119. Freeze Frame

There’s a point in some mornings, or whenever I wake up, at which I’m conscious, but haven’t yet remembered what all I have to worry about. I lie there, content with myself, until I realize there’s something I’m supposed to be doing, or something I wish I had done.

The moment before stepping on the stage is sometimes like that. Not the long minutes standing in the wings, just the one moment on the threshold between waiting for it and actually doing it.

Many times I’ve tried to write a song about that moment, that feeling, but they never quite come out right.

It’s that moment though, when I feel whole, that convinces me I could be. Whole. Happy. And not to give up.

I slept late. I’d gone to sleep at only two but when I climbed out of bed, the end of the day was already happening. Golden sunset light came under my door from the hallway and the sky outside my windows was deep blue.

Doctor Moondog pronounced a case of exhaustion, maybe drinking too much.
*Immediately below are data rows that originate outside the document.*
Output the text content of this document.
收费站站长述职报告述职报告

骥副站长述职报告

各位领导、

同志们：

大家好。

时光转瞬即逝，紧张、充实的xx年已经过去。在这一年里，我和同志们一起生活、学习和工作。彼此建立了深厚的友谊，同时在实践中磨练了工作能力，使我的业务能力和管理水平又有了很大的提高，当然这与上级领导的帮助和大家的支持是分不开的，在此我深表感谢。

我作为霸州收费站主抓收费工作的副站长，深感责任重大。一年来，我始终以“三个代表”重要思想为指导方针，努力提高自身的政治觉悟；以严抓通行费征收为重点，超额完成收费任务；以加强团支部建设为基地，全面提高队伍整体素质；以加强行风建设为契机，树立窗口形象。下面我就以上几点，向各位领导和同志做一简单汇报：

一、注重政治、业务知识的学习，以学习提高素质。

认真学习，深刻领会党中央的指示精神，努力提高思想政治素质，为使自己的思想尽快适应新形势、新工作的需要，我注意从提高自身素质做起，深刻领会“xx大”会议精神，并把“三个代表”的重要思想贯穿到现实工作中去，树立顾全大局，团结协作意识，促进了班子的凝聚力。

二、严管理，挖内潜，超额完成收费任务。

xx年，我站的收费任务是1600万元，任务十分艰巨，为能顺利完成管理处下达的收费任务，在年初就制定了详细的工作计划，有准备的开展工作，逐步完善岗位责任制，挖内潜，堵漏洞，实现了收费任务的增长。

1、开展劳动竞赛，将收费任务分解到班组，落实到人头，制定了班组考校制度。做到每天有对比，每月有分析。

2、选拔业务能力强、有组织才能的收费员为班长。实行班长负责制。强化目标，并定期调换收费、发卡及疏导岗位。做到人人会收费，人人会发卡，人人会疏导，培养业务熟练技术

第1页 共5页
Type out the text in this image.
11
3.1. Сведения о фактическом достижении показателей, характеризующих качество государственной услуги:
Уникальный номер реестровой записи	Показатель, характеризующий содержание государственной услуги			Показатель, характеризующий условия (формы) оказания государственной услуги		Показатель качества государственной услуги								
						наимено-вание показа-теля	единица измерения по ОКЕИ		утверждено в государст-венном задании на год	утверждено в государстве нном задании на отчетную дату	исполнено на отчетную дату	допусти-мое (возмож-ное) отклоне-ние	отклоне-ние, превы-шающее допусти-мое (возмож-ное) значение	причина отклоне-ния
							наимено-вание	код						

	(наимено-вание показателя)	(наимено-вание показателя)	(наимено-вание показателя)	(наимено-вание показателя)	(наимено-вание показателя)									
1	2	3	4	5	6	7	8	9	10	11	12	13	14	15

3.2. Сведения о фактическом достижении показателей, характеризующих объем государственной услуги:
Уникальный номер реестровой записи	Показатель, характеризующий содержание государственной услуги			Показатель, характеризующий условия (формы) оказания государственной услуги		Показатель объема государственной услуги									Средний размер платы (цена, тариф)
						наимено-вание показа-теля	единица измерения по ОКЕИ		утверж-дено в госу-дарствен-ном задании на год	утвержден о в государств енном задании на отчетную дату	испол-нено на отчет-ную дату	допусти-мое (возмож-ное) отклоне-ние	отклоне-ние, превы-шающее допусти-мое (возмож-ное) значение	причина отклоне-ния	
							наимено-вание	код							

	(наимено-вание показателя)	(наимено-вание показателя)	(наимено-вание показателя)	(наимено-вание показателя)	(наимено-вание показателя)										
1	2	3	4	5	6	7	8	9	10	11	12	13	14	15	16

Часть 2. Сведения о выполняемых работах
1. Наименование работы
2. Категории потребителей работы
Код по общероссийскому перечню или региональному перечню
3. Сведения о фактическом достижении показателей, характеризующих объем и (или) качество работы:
I didn’t feel great. Not wrecked, but not great.

I lay there in that gap of time, looking at the last of the golden glow, and almost reached down for my crotch to prolong that feeling into whatever fantasy I could conjure.

But my stomach suddenly hurt and my hands went cold when I thought about what I had ahead of me: a talk with Ziggy I knew would be a struggle no matter how it seemed to go, and a talk with Bart I’d tried to play in my mind hundreds of times but never liked the outcome of.

I wished I could go back to sleep.

Instead I called Bart’s answering machine and asked him to come over.

Then I called Ziggy’s–but hung up when it came time to speak. I just didn’t know what to say.